Time with Friends: I basically never said no to hanging out with friends, pre-child. If they wanted to go for a dinner, out for drinks, to the movies or just have a girls night I pretty much always said yes. The only time I ever said no was if I was too tired (I had no idea what tired was back then) or if my mom was visiting from out of town. But now? I rarely say yes. Saying yes is a HUGE deal for me. It means I have to arrange for a sitter (shout out to my parents!) and find the energy to actually do something. I also have to plan financially for any outings. Any type of activity sans-baby requires as much planning as I used to put into planning a weekend getaway. That being said, I do enjoy getting out from time to time, but most of the time I’m pretty content just to chill with my girl.

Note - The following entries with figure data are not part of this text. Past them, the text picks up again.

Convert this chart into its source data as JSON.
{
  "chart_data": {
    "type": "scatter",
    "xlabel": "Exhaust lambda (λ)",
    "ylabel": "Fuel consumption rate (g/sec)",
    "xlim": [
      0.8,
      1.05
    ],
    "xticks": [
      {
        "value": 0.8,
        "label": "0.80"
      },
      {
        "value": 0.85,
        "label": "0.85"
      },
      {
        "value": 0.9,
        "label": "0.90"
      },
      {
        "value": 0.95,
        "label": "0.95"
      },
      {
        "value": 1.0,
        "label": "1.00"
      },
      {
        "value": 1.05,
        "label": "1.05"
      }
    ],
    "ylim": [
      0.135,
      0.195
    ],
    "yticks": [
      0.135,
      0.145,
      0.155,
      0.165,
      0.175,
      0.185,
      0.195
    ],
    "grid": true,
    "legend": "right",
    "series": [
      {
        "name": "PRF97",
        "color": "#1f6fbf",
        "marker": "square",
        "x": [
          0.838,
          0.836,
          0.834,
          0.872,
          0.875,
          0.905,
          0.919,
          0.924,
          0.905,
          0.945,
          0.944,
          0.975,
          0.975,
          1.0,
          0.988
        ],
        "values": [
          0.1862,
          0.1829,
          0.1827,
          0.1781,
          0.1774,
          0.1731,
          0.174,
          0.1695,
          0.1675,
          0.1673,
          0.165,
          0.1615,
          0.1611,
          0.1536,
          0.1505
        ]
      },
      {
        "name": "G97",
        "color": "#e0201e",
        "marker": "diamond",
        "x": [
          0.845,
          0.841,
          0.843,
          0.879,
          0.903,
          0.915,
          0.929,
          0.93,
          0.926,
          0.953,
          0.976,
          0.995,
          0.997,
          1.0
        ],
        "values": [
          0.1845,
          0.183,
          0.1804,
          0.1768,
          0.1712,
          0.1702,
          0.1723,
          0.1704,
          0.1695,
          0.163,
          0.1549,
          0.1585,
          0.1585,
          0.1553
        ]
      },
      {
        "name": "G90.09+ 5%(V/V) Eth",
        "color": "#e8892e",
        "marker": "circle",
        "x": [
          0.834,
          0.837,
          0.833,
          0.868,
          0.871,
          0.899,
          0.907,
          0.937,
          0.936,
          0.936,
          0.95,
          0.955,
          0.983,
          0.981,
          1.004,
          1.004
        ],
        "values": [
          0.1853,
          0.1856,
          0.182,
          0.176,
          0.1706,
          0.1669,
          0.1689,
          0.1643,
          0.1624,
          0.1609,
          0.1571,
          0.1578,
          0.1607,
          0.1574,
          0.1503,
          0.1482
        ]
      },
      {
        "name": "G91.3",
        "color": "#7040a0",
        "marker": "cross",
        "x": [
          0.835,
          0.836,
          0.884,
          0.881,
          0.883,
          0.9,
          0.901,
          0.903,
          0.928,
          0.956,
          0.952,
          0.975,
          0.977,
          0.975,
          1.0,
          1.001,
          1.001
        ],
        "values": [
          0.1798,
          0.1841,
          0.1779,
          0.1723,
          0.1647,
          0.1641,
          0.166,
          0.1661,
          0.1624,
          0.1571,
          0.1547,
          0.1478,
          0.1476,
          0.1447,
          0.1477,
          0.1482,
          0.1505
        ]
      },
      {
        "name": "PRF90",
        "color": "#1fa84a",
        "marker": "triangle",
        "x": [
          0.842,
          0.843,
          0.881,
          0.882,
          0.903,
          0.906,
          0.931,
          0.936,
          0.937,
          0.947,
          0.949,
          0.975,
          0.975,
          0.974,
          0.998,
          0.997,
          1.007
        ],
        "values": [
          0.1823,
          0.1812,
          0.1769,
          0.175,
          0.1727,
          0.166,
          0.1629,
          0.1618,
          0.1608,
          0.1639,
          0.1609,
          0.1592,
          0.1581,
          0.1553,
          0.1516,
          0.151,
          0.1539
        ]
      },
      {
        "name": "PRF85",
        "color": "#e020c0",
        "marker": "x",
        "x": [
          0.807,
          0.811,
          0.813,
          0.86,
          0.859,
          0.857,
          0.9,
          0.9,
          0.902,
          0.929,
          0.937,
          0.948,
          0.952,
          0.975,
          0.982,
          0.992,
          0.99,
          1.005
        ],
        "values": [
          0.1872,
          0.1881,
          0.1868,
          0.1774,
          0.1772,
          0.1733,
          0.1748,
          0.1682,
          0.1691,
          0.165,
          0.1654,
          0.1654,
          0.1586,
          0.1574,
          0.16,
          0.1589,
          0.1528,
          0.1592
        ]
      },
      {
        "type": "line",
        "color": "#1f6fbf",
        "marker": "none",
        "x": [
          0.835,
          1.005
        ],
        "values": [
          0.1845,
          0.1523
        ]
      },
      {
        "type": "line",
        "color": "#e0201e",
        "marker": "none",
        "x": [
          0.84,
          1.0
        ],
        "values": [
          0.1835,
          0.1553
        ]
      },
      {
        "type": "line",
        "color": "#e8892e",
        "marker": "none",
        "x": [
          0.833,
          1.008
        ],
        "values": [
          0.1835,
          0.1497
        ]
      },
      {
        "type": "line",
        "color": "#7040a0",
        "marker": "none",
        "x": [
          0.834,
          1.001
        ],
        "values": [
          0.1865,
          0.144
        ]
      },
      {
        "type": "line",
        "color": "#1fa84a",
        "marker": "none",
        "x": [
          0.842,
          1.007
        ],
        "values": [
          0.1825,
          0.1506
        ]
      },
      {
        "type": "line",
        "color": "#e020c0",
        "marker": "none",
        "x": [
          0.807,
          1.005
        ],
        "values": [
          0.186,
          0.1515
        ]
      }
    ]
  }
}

Time management: Pre-child, I thought I had the BEST time management skills. I could handle anything my boss put on my plate and still manage to come home, hit up the gym and then bake cupcakes for work the next day. I realize now that my time management skills back then were actually just mediocre. Fast-forward to present day and my time management skills could win me an award. I’m not even kidding. My daughter goes to bed at 8 every night. I go between 10:30 and 11. In those three hours I can answer 3-5 emails, apply for several jobs, write a blog post, edit pictures in Photoshop, plan my daughter’s first birthday party, do three loads of laundry and catch up on favorite TV shows. If I am feeling really ambitious I can even manage to squeeze in a thirty minute workout. BOOM. That my friends, is time management!
Dating: I’m a single mom so dating is new territory for me, given my new status. As a single gal, I dated for fun. I would go on dates with people I met online or through mutual friends. And I really didn’t think much about it. It was just a fun way to get out and meet new people. If it worked out, awesome. If it didn’t work out, nothing gained and nothing lost. Since becoming a single mother, I am very wary about dating. First of all, I want to make sure that I am dating someone who shares the same values as me and will be comfortable dating a woman with a child. Second of all, my time is precious and I am very cautious about who I am going to spend it with. Going on a date means time away from my daughter, so he better be a really good catch if I am giving up even an hour with her.
It’s amazing how much motherhood can change you. Most of the changes happen in a super natural way. I’m more than happy to go without sleep, manicures and vacations to make sure my daughter has everything she needs. I know as she gets older my priorities will continue to change, and I am totally okay with that. Being a mom means putting someone else’s needs ahead of my own, and I wouldn’t have it any other way!